Given the failure of everything progressive, from welfare to education to the USSR to practically the entire European continent, Americans would finally be given the choice between continuing down that well trod path to failure and a going down that forgotten path of economic liberty that was the foundation of American prosperity since the revolution.

Somehow, somewhere along the road leading to that fateful, Solomanic fork in the road, something went wrong. Not on the left. No, President Obama has indeed been as progressive as most of us feared, and in some cases far worse. Actually, the problem is on the right. Where many of us were hoping that the standard-bearer of the GOP would be a clean, if not perfect, conservative, increasingly it looks as if the nominee is going to be someone other than that.

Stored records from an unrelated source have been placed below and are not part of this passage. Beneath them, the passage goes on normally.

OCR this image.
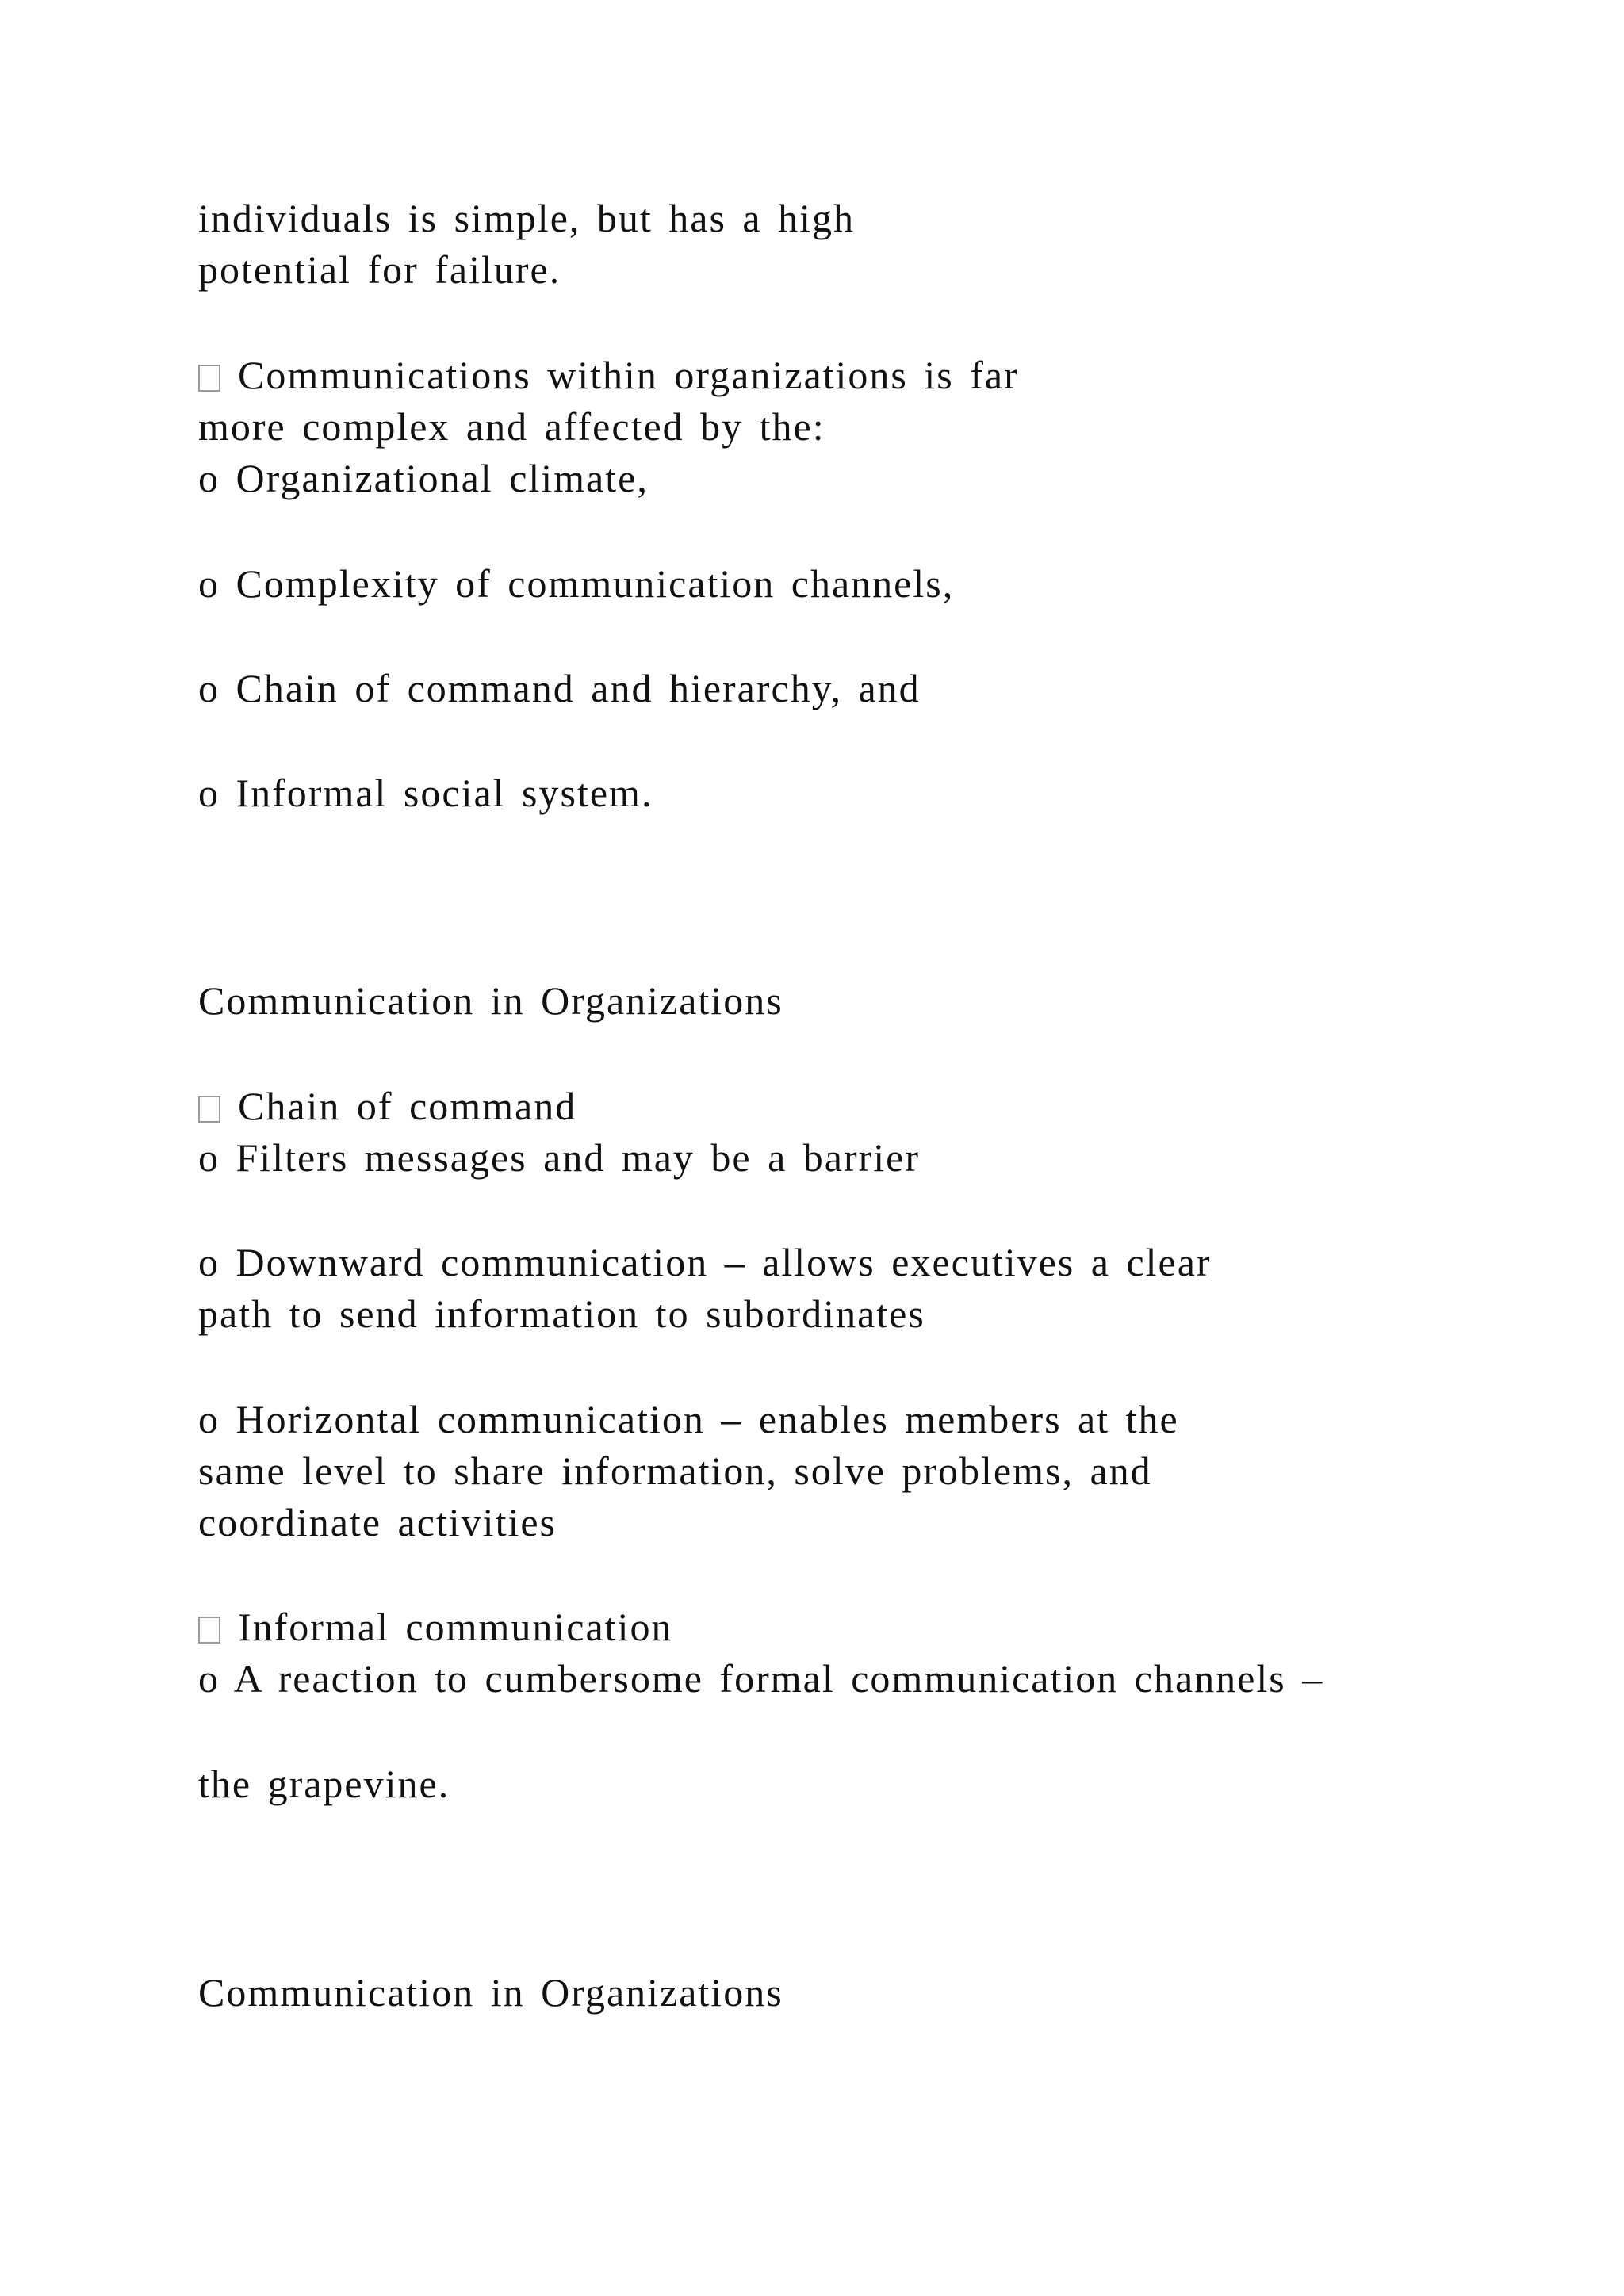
individuals is simple, but has a high
potential for failure.
Communications within organizations is far
more complex and affected by the:
o Organizational climate,
o Complexity of communication channels,
o Chain of command and hierarchy, and
o Informal social system.
Communication in Organizations
Chain of command
o Filters messages and may be a barrier
o Downward communication – allows executives a clear
path to send information to subordinates
o Horizontal communication – enables members at the
same level to share information, solve problems, and
coordinate activities
Informal communication
o A reaction to cumbersome formal communication channels –
the grapevine.
Communication in Organizations
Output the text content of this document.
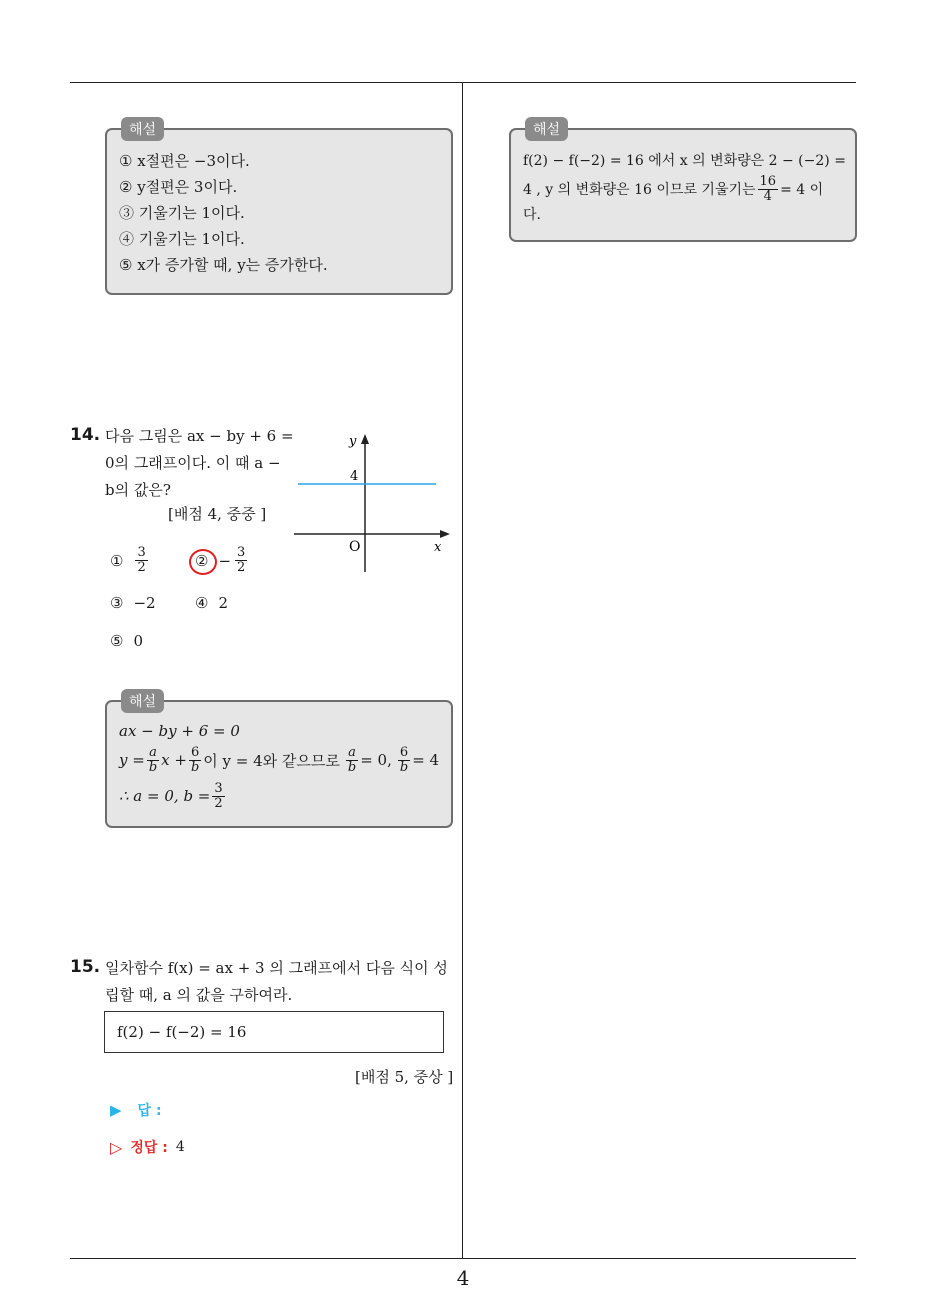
해설
① x절편은 −3이다.
② y절편은 3이다.
③ 기울기는 1이다.
④ 기울기는 1이다.
⑤ x가 증가할 때, y는 증가한다.
14. 다음 그림은 ax − by + 6 =
0의 그래프이다. 이 때 a −
b의 값은?
[배점 4, 중중 ]
y
x
O
4
① $\frac{3}{2}$	② − $\frac{3}{2}$
③ −2	④ 2
⑤ 0
해설
ax − by + 6 = 0
$y = \frac{a}{b}$ $x + \frac{6}{b}$ 이 y = 4와 같으므로 $\frac{a}{b} = 0$, $\frac{6}{b} = 4$
∴ a = 0, $b = \frac{3}{2}$
15. 일차함수 f(x) = ax + 3 의 그래프에서 다음 식이 성
립할 때, a 의 값을 구하여라.
f(2) − f(−2) = 16
[배점 5, 중상 ]
▶ 답 :
▷ 정답 : 4
해설
f(2) − f(−2) = 16 에서 x 의 변화량은 2 − (−2) =
4 , y 의 변화량은 16 이므로 기울기는 $\frac{16}{4} = 4$ 이
다.
4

In the one corner we have Mitt Romney who to this day refuses to renounce Romneycare, the Massachusetts disaster that spawned Obamacare. He also was an early supporter of cap and trade, was gullible on global warming, opposes a flat tax or the Fair Tax and shares an unhealthy affinity with Barack Obama for class warfare.

In the other corner we have Newt Gingrich, the guy who sat on a couch with Nancy Pelosi and told us to pressure our leaders to combat climate change. Although he finally admitted that was one of the stupidest things he ever did, there are other candidates for that title. He trashed Paul Ryan’s less than radical tax plan as “conservative social engineering”, supported the individual mandate in healthcare and now wants to harness local boards to determine which illegal immigrants should be allowed to pursue a “Path to legality”. I have to wonder how effective that might be in sanctuary cities around the country like San Francisco, Austin and Denver. As if all of that were not enough, after taking almost $2 million from Fannie & Freddie and praising their work and the GSE model itself, he now wants us to believe that the only thing he did for the money was tell them their businesses were going to fail. Really?

There are of course others in the race and they too are imperfect, but at least with Perry and Bachman you know they are true conservatives mostly dedicated to a smaller government. Unfortunately for the two of them, their campaigns barely register a pulse when it comes to the polls.

At the end of the day one has to ask, what happened to the Tea Party revolution? How is it possible that the two men leading the race for the 2012 GOP nomination are big government, crony capitalist chameleons who are far less inclined to upend the Washington applecart than work with the people driving it? Why are not the leading GOP candidates shouting from the rafters that they will radically slash government spending and regulation, that they will champion a flat tax and that they will impose a strict adherence to the Constitution, particularly the 10th Amendment?

Despite the best efforts of the media and the Democrats to paint the Tea Partiers as racist rubes and the Occupy Wall Streeters as noble sophisticates put upon by the evil capitalist system, the American people recognize the truth. The fact that the PR field is so heavily tilted towards OWS, yet citizens still have a more favorable view of the Tea Party, tells you everything the GOP needs to know about the coming election. If they would simply run a candidate who proudly articulates basic conservative principles, the next election would result in the country being freed from the tightening progressive noose around its neck. Without such a candidate, with just another standard-bearer Americans can’t distinguish from the big government GOP they’ve come to know, Barack Obama may indeed triumph.

With Gingrich and Romney sitting in the pole positions, I find myself pulling for a brokered convention that results in an opening for someone other than Frick and Frack to take the nomination. Someone like Sarah Palin, or even the forgetful but conservative Rick Perry. Sure that’s an unlikely scenario, but at this point the traditional route has brought us two paper tiger conservatives leading the pack. The Tea Partiers and the country deserve an opportunity to make a clear choice between progressivism and conservatism. Let’s hope that somehow the GOP can figure out how to give that to them. Otherwise it may be another four years of hoping for change.